Со своей стороны, обратившись к нему с просьбой стать ведущей фигурой на симпозиуме и крестным отцом литератрона, я лишь расплачусь с ним за все, что он когда-то сделал для меня, и эта мысль была бальзамом для моей совести.
- Мне хотелось бы взяться за дело как можно скорее, - сказал я.
- Если вам нужны деньги, то рассчитывать на ЮНЕСКО я вам не советую. Оно утверждает финансовые планы на пять-шесть лет вперед. Но ведь вы располагаете миллионами Кромлека.
- Пока еще я ими не распоряжаюсь, и к тому же мне не улыбается быть ему обязанным.
- Тогда надо найти другого вкладчика.
- Я подумал о Фермижье.
- Почему бы и нет?! Через Больдюка вы заручитесь поддержкой польдавцев.
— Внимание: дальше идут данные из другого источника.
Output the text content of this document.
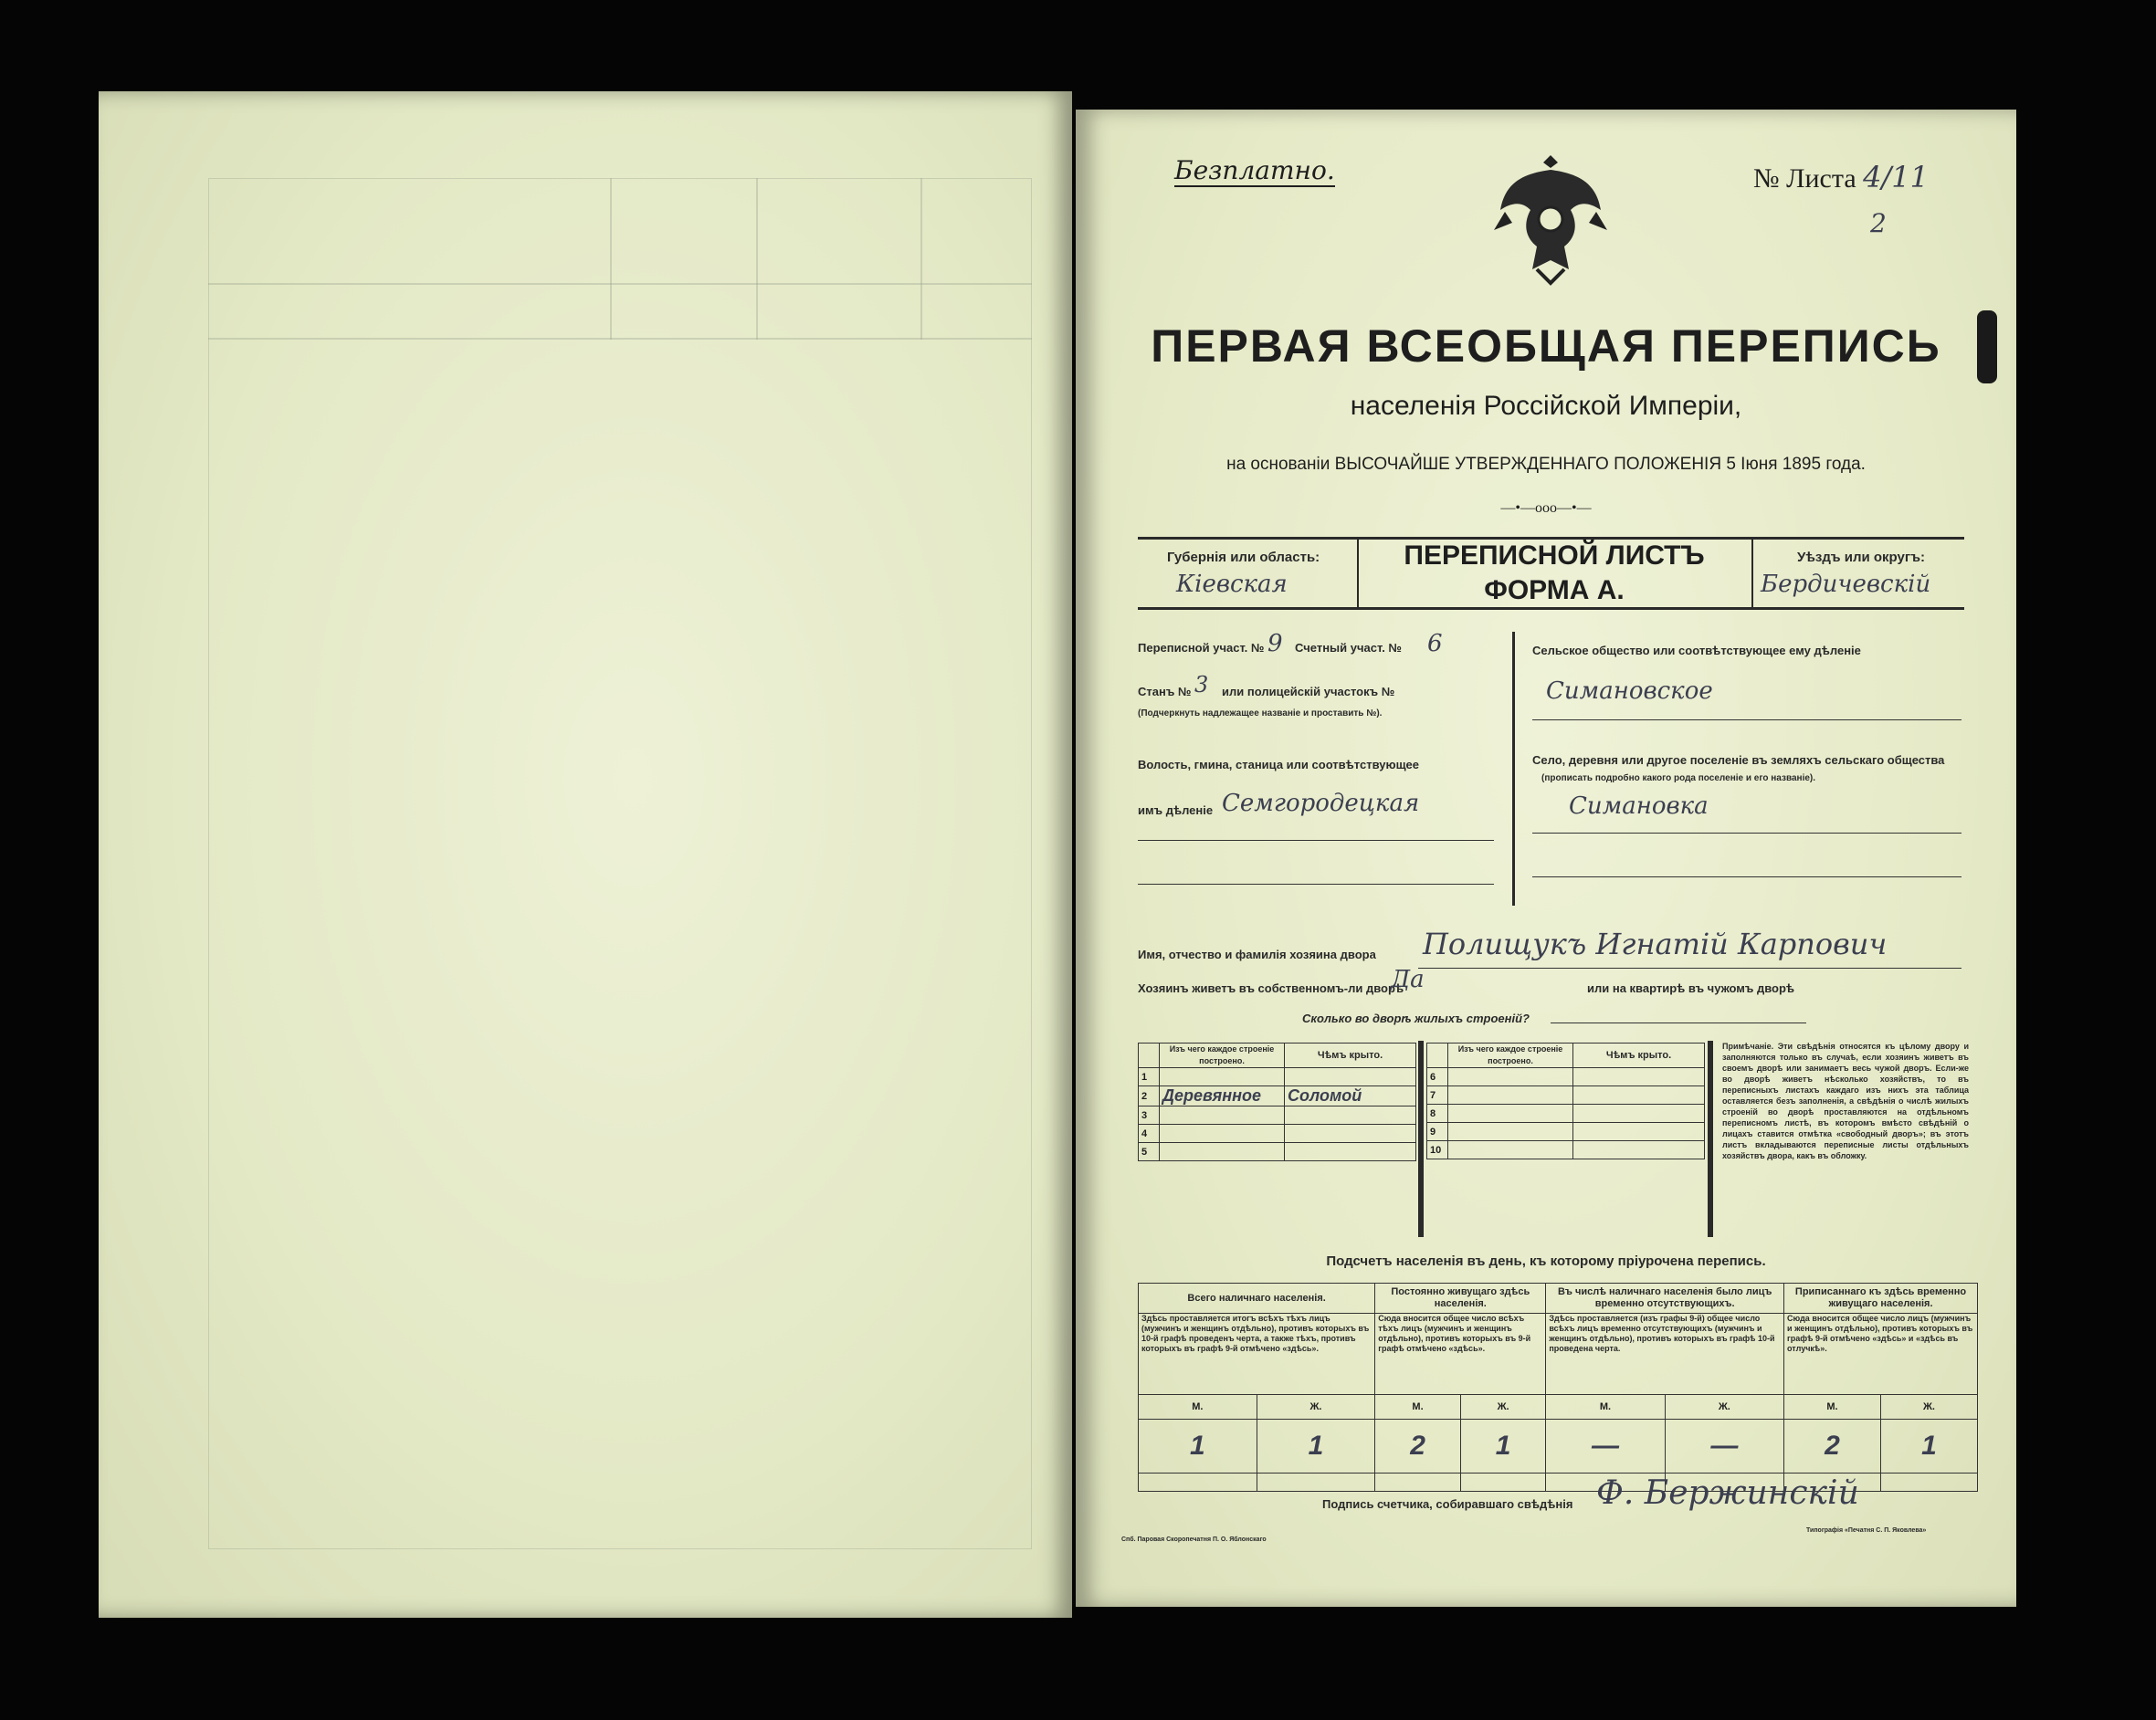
Безплатно.	№ Листа 4/11
2
ПЕРВАЯ ВСЕОБЩАЯ ПЕРЕПИСЬ
населенія Россійской Имперіи,
на основаніи ВЫСОЧАЙШЕ УТВЕРЖДЕННАГО ПОЛОЖЕНІЯ 5 Іюня 1895 года.
—•—ooo—•—
Губернія или область:
Кіевская
ПЕРЕПИСНОЙ ЛИСТЪ
ФОРМА А.
Уѣздъ или округъ:
Бердичевскій
Переписной участ. № 9 Счетный участ. № 6
Станъ № 3 или полицейскій участокъ №
(Подчеркнуть надлежащее названіе и проставить №).
Волость, гмина, станица или соотвѣтствующее
имъ дѣленіе Семгородецкая
Сельское общество или соотвѣтствующее ему дѣленіе
Симановское
Село, деревня или другое поселеніе въ земляхъ сельскаго общества
(прописать подробно какого рода поселеніе и его названіе).
Симановка
Имя, отчество и фамилія хозяина двора Полищукъ Игнатій Карпович
Хозяинъ живетъ въ собственномъ-ли дворѣ
Да	или на квартирѣ въ чужомъ дворѣ
Сколько во дворѣ жилыхъ строеній?
	Изъ чего каждое строеніе построено.	Чѣмъ крыто.
1		
2	Деревянное	Соломой
3		
4		
5		
	Изъ чего каждое строеніе построено.	Чѣмъ крыто.
6		
7		
8		
9		
10		
Примѣчаніе. Эти свѣдѣнія относятся къ цѣлому двору и заполняются только въ случаѣ, если хозяинъ живетъ въ своемъ дворѣ или занимаетъ весь чужой дворъ. Если-же во дворѣ живетъ нѣсколько хозяйствъ, то въ переписныхъ листахъ каждаго изъ нихъ эта таблица оставляется безъ заполненія, а свѣдѣнія о числѣ жилыхъ строеній во дворѣ проставляются на отдѣльномъ переписномъ листѣ, въ которомъ вмѣсто свѣдѣній о лицахъ ставится отмѣтка «свободный дворъ»; въ этотъ листъ вкладываются переписные листы отдѣльныхъ хозяйствъ двора, какъ въ обложку.
Подсчетъ населенія въ день, къ которому пріурочена перепись.
Всего наличнаго населенія.		Постоянно живущаго здѣсь населенія.		Въ числѣ наличнаго населенія было лицъ временно отсутствующихъ.		Приписаннаго къ здѣсь временно живущаго населенія.	
Здѣсь проставляется итогъ всѣхъ тѣхъ лицъ (мужчинъ и женщинъ отдѣльно), противъ которыхъ въ 10-й графѣ проведенъ черта, а также тѣхъ, противъ которыхъ въ графѣ 9-й отмѣчено «здѣсь».		Сюда вносится общее число всѣхъ тѣхъ лицъ (мужчинъ и женщинъ отдѣльно), противъ которыхъ въ 9-й графѣ отмѣчено «здѣсь».		Здѣсь проставляется (изъ графы 9-й) общее число всѣхъ лицъ временно отсутствующихъ (мужчинъ и женщинъ отдѣльно), противъ которыхъ въ графѣ 10-й проведена черта.		Сюда вносится общее число лицъ (мужчинъ и женщинъ отдѣльно), противъ которыхъ въ графѣ 9-й отмѣчено «здѣсь» и «здѣсь въ отлучкѣ».	
М.	Ж.	М.	Ж.	М.	Ж.	М.	Ж.
1	1	2	1	—	—	2	1

Подпись счетчика, собиравшаго свѣдѣнія Ф. Бержинскій
Спб. Паровая Скоропечатня П. О. Яблонскаго
Типографія «Печатня С. П. Яковлева»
Со своей стороны, я обещаю вам повлиять на Рателя, чтобы он подключил к делу государственную французскую комиссию.
- Не забудьте о Вертишу, - напомнила Югетта.
- Ни в коем случае! Этот симпозиум рисуется мне в виде двух пленарных заседаний: одно в начале, другое в конце, а вся остальная работа распределяется по трем комиссиям: "Литератроника и убеждение", возглавляемая Кромлеком, "Литератроника и культура" - это для Вертишу, и "Литератроника и оборона" под началом военных...
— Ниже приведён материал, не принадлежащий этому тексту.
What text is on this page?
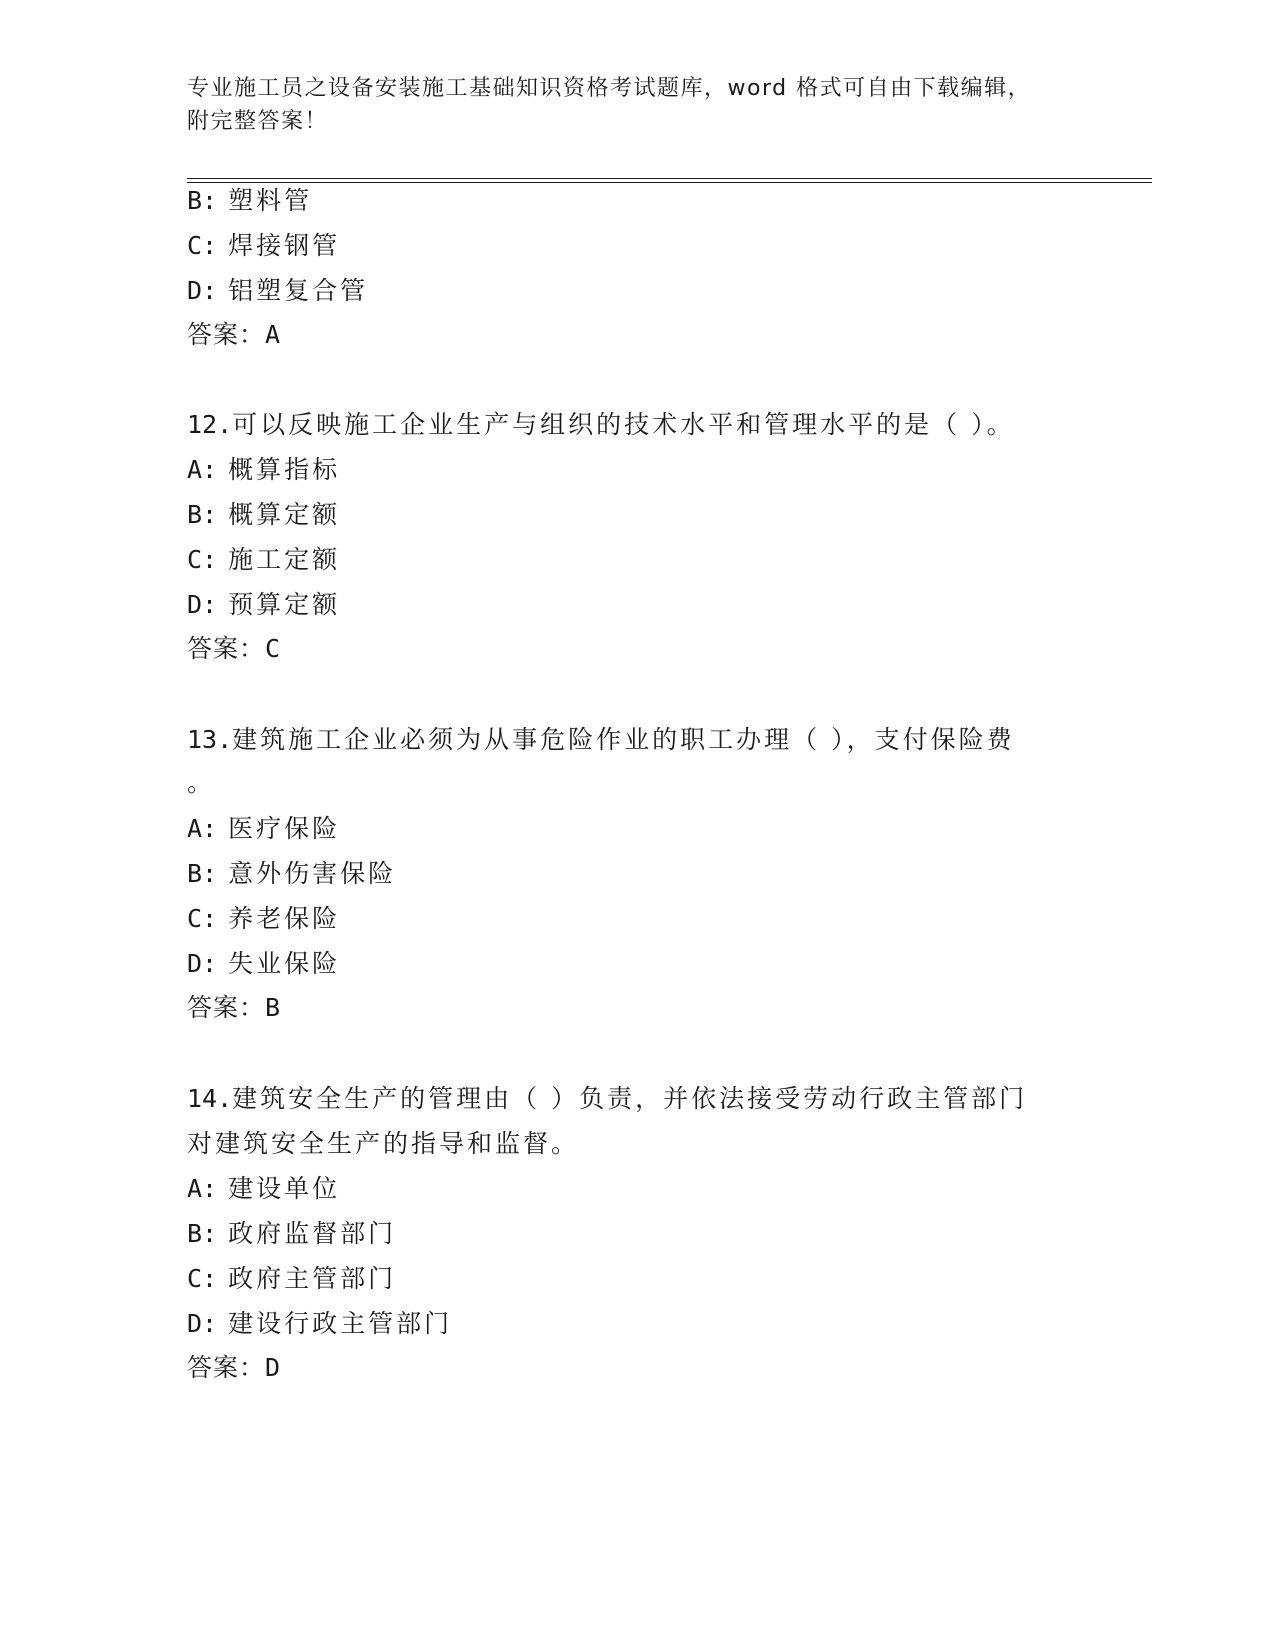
专业施工员之设备安装施工基础知识资格考试题库，word 格式可自由下载编辑，
附完整答案！
B: 塑料管
C: 焊接钢管
D: 铝塑复合管
答案：A
12.可以反映施工企业生产与组织的技术水平和管理水平的是（ ）。
A: 概算指标
B: 概算定额
C: 施工定额
D: 预算定额
答案：C
13.建筑施工企业必须为从事危险作业的职工办理（ ），支付保险费
。
A: 医疗保险
B: 意外伤害保险
C: 养老保险
D: 失业保险
答案：B
14.建筑安全生产的管理由（ ）负责，并依法接受劳动行政主管部门
对建筑安全生产的指导和监督。
A: 建设单位
B: 政府监督部门
C: 政府主管部门
D: 建设行政主管部门
答案：D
- Необходимо, - прервал меня Бреаль, - подыскать еще что-нибудь для афро-азиатов. В ЮНЕСКО это котируется. Что вы скажете, например, о такой комиссии, как "Литератроника и деколонизация"? Пойдет?
- Мы еще не знаем всех возможностей литератрона, - осмотрительно сказал я, - но попробовать можно.
- Что касается даты, советую вам назначить симпозиум на конец января. Театральный сезон в самом разгаре, все весенние модели уже готовы и начинают демонстрироваться. Министры будут валом валить. Это как раз та пора, когда их жены любят прокатиться в Париж.
Когда я распрощался с Бреалем, Югетта проводила меня до дверей.
- Что ты намерен предпринять до симпозиума, чтобы обезвредить Ланьо?
- У меня Про запас имеются два или три хода, в частности демонстрация эффективности литератрона в избирательной кампании, что должно соблазнить Кромлека.
- Этого недостаточно. Нужно окончательно подкосить репутацию Ланьо с точки зрения политической, и тут одной подписи под манифестом мало, надо придумать что-то другое. Пусти в ход наиболее действенные средства.
- Какие?
- А что ты собираешься делать с Сильвией? Фермижье отправил Конта в Индонезию за репортажем о вулканах. Она свободна. Брось ее в объятия Ланьо. Если она такая ловкая, как ты утверждаешь, ей не понадобится и месяца, чтобы его скомпрометировать.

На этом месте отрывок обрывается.